- The paper introduces a collaborative LLM and human validation approach to complete knowledge graphs for personalized curriculum modeling.
- It outlines a detailed ontology with curriculum, domain, and user models that structure educational content and enhance semantic linking.
- Results show high extraction F1 scores (≈0.98) and improved graph metrics, supporting effective personalized learning recommendations.
Use of LLMs in Knowledge Graph Completion for Personalized Education
Methodology Overview
The paper proposes a methodology using LLMs to enhance the personalization of higher education by completing Knowledge Graphs (KGs) for curriculum and domain modeling. The primary objective is to address the challenges in personalizing learning paths by constructing a detailed, interconnected model of university courses and domains. This involves a collaborative process in which human experts and LLMs work together to extract and classify educational content into a structured knowledge base.
Ontology Definition
The approach begins with defining a specialized ontology composed of three main models: the curriculum model, the domain model, and the user model. Each of these models plays a crucial role in accurately representing the educational landscape. The curriculum model breaks down educational content into topics and sub-topics, facilitating granular representation, while the domain model categorizes these topics into broader knowledge areas. Lastly, the user model captures individual learner profiles, ensuring recommendations are tailored to user-specific contexts.
Figure 1: Proposed ontological structure of the knowledge graph, with domain, curriculum, and user models.
Content Extraction and Human-AI Collaboration
A central component of the methodology is the LLM-driven pipeline for content extraction, which includes transcription, classification, and integration into the KG. This process leverages OpenAI's Whisper model for text extraction from lecture materials and employs GPT-4 for topic classification. The pipeline emphasizes the role of human validation, ensuring that the outputs are academically sound. Teachers refine machine-generated results, thereby maintaining educational quality while benefiting from technological efficiencies.
Figure 2: Pipeline components for the transcription, extraction, classification, and KG construction, based on a human-AI collaborative approach.
Semantic Linking and Knowledge Graph Construction
Once vetted by human oversight, the educational content is incorporated into the KG. This includes creating nodes for topics and establishing semantic relations that mirror academic linkages across courses. The LLM also generates these relations, boosting the graph's connectivity while retaining thematic relevance. Semantic similarity algorithms further enhance this through NLP, assessing the relational depth between topics across different lectures.
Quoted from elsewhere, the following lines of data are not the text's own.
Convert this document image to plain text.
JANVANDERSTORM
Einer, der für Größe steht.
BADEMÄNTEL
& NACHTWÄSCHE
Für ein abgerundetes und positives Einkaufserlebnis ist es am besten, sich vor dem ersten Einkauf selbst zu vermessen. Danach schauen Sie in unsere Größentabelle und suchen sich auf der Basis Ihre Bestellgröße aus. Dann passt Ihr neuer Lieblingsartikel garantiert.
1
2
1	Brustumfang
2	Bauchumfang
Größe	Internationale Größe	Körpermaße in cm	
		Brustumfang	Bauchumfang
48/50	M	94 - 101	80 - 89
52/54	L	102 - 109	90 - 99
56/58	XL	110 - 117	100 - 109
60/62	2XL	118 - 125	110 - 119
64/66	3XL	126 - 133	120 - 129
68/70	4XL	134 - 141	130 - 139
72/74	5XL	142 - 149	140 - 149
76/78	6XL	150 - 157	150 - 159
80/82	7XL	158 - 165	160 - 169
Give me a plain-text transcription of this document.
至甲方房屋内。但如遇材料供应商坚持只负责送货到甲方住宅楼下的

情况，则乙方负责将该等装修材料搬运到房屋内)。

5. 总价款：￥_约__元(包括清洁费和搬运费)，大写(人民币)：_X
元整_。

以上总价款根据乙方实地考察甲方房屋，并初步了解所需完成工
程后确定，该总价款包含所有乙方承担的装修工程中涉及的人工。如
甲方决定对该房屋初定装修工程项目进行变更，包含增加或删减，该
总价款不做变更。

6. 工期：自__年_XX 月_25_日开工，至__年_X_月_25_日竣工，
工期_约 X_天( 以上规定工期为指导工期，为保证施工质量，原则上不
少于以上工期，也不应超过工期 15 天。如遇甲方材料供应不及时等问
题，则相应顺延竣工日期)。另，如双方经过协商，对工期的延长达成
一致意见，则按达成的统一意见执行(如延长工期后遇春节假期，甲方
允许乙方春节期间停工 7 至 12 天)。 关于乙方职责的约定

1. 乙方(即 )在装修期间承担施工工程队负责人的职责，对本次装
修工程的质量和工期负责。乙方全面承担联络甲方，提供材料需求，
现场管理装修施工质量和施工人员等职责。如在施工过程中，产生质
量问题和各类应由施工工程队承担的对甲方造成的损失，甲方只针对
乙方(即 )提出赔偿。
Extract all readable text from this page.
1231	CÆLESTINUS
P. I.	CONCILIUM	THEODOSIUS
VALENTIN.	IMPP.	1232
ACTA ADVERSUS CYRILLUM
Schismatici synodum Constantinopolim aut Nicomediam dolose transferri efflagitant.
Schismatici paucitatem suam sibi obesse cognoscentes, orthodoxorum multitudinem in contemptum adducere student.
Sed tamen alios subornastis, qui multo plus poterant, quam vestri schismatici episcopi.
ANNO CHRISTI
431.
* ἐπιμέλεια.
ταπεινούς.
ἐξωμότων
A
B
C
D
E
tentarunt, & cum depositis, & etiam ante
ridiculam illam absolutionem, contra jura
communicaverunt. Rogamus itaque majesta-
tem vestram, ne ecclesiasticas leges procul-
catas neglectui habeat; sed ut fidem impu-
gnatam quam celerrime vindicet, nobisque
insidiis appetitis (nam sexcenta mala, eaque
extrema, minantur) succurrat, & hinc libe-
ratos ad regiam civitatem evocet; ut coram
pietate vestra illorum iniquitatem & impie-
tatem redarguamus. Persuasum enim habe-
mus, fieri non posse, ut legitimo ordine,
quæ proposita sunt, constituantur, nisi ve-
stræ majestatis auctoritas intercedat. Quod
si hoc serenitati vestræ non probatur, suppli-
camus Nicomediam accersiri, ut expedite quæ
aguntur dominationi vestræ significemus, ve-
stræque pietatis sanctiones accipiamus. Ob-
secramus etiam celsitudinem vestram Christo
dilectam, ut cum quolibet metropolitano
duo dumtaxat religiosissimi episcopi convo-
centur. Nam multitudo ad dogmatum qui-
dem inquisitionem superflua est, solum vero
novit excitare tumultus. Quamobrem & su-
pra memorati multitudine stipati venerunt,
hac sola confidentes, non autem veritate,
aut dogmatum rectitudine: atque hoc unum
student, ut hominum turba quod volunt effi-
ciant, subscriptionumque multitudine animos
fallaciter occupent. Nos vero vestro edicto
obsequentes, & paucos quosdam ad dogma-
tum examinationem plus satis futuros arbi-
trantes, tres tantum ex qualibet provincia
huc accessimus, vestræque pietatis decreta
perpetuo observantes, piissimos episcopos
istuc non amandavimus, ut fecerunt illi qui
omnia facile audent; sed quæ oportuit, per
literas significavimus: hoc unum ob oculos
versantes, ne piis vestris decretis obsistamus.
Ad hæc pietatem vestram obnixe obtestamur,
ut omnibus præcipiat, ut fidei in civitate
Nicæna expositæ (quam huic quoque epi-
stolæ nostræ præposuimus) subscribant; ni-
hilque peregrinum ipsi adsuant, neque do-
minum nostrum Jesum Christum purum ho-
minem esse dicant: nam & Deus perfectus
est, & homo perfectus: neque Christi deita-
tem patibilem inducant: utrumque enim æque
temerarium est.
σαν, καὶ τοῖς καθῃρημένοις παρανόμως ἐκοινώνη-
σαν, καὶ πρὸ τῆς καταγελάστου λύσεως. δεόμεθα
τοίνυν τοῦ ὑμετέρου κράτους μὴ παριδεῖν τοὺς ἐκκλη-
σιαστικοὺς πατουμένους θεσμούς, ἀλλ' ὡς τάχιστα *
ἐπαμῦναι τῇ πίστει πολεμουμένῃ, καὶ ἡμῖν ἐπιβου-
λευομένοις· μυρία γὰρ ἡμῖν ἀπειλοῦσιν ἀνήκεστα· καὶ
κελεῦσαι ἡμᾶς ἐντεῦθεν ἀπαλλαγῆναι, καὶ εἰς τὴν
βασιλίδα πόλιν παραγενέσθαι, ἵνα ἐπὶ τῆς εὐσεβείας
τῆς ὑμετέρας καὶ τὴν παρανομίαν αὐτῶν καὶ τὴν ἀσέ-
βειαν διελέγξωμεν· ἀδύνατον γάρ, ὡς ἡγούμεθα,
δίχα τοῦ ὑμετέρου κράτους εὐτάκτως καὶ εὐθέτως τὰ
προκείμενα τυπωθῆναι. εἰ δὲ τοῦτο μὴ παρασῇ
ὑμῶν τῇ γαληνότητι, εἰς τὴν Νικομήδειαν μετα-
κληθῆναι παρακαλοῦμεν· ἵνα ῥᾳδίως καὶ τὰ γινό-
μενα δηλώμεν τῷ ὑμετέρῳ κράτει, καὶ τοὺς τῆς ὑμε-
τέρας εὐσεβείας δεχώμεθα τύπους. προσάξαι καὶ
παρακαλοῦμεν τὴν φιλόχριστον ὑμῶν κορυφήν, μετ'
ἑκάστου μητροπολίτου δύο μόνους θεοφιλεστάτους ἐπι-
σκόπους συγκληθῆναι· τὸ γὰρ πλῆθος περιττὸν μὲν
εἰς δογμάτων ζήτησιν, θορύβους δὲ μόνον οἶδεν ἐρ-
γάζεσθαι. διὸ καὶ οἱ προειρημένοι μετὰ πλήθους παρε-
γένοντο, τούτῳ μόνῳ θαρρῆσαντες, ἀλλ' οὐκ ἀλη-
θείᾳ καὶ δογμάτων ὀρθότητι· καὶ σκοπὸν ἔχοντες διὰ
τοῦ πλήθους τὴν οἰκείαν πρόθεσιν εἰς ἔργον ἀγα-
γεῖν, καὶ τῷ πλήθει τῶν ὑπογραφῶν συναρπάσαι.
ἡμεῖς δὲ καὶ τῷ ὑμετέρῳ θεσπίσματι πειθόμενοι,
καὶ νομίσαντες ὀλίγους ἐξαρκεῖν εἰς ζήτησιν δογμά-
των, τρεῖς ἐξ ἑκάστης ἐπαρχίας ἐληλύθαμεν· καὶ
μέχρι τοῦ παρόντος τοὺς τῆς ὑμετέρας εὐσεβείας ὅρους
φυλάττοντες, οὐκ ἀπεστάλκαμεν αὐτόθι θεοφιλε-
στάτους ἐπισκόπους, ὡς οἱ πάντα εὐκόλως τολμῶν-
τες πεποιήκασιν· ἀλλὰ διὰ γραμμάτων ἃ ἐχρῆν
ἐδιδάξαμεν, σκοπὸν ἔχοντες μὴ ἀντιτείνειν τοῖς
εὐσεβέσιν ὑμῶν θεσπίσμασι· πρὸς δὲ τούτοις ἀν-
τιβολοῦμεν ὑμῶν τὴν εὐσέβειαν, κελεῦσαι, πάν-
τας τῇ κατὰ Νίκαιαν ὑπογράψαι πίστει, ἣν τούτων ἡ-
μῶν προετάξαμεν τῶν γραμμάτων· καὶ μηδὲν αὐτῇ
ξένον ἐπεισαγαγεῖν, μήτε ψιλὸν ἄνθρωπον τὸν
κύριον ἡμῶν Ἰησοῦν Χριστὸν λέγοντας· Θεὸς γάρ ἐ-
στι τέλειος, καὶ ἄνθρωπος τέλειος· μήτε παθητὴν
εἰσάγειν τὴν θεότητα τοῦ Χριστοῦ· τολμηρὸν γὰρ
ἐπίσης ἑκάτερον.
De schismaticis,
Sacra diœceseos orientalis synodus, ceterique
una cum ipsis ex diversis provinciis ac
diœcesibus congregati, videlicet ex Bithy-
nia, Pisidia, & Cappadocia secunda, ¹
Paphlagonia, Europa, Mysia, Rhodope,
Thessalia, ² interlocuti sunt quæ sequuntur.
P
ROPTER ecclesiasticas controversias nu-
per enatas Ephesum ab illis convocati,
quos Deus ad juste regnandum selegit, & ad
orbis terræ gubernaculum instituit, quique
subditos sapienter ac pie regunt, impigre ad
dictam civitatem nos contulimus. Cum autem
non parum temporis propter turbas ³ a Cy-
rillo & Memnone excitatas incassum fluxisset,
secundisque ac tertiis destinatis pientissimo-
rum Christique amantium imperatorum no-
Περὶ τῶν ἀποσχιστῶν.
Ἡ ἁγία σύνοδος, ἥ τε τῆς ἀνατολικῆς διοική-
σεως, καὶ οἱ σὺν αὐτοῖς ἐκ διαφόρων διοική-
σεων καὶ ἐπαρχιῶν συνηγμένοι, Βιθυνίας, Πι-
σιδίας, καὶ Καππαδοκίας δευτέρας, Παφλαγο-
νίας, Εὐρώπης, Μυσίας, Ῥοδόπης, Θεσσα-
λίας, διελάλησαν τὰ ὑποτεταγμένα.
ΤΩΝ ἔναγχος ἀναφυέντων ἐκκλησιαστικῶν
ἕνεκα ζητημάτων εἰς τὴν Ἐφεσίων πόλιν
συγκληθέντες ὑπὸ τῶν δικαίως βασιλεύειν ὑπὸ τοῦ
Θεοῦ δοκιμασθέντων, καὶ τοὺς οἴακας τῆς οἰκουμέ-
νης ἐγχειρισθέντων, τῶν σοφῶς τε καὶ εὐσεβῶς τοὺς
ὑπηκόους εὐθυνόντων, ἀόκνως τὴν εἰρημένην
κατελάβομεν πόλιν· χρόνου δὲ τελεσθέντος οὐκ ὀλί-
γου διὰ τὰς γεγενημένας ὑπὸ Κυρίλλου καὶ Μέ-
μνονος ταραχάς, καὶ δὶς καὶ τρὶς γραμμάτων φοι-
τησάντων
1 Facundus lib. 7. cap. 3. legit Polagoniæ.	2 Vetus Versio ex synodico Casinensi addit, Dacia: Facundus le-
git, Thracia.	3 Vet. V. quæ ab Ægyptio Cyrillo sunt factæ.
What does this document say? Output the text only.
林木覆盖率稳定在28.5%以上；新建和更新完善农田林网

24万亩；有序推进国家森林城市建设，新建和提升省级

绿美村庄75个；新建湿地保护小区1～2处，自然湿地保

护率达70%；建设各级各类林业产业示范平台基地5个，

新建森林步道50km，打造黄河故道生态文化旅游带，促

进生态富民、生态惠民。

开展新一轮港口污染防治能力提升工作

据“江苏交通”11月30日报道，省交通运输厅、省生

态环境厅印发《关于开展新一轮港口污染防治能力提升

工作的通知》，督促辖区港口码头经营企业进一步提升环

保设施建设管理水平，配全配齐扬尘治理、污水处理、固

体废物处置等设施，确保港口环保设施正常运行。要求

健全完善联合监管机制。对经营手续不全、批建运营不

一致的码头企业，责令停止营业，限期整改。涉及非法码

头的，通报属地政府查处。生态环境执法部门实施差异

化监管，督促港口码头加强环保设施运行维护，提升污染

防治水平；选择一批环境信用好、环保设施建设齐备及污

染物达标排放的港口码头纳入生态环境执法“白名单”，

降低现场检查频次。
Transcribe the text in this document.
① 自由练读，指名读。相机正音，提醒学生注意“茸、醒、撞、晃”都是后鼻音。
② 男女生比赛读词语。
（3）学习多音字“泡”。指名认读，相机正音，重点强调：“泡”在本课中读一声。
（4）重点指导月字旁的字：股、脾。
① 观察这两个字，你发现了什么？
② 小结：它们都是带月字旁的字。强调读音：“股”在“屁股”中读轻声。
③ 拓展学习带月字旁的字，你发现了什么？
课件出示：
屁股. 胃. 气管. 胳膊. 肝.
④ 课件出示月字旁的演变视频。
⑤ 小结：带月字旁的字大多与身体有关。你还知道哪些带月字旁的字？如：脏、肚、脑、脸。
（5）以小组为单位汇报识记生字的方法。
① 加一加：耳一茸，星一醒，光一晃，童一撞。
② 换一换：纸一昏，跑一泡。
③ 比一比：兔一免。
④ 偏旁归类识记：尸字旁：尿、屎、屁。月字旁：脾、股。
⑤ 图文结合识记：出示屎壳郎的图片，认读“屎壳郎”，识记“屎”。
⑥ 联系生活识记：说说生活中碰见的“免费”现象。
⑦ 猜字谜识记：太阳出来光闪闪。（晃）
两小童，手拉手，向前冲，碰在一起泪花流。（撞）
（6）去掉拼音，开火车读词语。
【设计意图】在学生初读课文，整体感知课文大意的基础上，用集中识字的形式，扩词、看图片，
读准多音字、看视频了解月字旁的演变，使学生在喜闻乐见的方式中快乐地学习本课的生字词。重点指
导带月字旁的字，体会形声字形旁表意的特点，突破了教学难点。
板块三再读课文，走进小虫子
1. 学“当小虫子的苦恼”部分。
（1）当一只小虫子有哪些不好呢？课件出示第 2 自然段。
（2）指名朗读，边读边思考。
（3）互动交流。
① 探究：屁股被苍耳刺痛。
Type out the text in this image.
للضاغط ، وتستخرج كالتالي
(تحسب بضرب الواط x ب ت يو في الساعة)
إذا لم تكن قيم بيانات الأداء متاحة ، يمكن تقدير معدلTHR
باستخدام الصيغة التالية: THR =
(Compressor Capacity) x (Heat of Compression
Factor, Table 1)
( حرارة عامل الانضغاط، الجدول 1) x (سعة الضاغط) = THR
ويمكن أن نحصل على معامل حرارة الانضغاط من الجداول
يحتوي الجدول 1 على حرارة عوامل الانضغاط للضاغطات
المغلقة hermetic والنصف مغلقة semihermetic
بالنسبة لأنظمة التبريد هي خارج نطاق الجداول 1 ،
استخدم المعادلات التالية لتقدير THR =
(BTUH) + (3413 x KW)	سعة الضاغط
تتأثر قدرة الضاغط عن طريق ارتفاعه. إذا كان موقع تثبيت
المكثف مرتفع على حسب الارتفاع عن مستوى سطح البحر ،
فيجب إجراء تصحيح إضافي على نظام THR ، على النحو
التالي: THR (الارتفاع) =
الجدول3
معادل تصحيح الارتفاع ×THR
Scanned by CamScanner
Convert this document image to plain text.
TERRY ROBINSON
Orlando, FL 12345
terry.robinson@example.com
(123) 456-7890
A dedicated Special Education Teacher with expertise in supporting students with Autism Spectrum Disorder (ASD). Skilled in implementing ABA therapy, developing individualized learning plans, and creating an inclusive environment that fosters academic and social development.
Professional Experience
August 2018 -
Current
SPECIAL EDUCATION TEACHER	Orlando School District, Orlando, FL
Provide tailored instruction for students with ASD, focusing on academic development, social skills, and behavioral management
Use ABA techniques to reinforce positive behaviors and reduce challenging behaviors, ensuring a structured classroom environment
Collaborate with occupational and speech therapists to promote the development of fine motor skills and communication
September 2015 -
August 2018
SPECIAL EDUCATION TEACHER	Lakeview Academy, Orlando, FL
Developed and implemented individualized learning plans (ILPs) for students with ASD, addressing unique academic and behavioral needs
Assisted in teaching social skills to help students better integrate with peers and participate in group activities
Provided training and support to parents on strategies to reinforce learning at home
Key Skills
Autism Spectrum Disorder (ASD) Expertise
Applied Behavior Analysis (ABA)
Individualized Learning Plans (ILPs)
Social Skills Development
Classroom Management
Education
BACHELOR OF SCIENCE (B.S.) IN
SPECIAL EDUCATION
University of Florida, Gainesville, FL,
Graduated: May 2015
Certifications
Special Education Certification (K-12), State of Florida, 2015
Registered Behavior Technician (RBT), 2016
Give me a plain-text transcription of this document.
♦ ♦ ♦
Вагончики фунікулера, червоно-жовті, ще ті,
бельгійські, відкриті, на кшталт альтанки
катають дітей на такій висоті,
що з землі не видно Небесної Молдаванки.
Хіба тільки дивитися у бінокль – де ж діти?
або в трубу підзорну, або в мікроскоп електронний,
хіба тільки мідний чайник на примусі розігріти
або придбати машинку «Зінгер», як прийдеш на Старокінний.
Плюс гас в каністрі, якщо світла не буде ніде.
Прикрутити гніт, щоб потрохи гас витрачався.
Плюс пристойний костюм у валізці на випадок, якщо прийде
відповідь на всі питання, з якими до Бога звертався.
Figure 3: The structure of the KG before (left) and after (right) connecting both evaluation modules through semantic Topic and Sub-Topic relations.
Evaluation and Results
The methodology was evaluated using content from two university modules: Embedded Systems and Development of Embedded Systems Using FPGA. Expert evaluations underscored the precision and recall of the content extraction process, revealing F1 scores close to 0.98 for most categories, indicative of robust extraction capabilities. Despite its limited sample size, the KG showed notable structural improvements, confirmed by enhanced degree centrality and reduced modularity, suggesting stronger content integrations and better learning path recommendations.
Conclusion
The paper illustrates the potential of LLMs in transforming educational content organization and personalization. By combining AI-driven content extraction with human validation, it bridges efficiency with accuracy, catering to diverse educational needs. The methodology not only refines curricular presentation but enhances pedagogical flexibility by enabling instructors to deliver highly personalized learning experiences. Looking forward, expanding this framework to integrate larger datasets and diverse academic disciplines will further its impact on education personalization.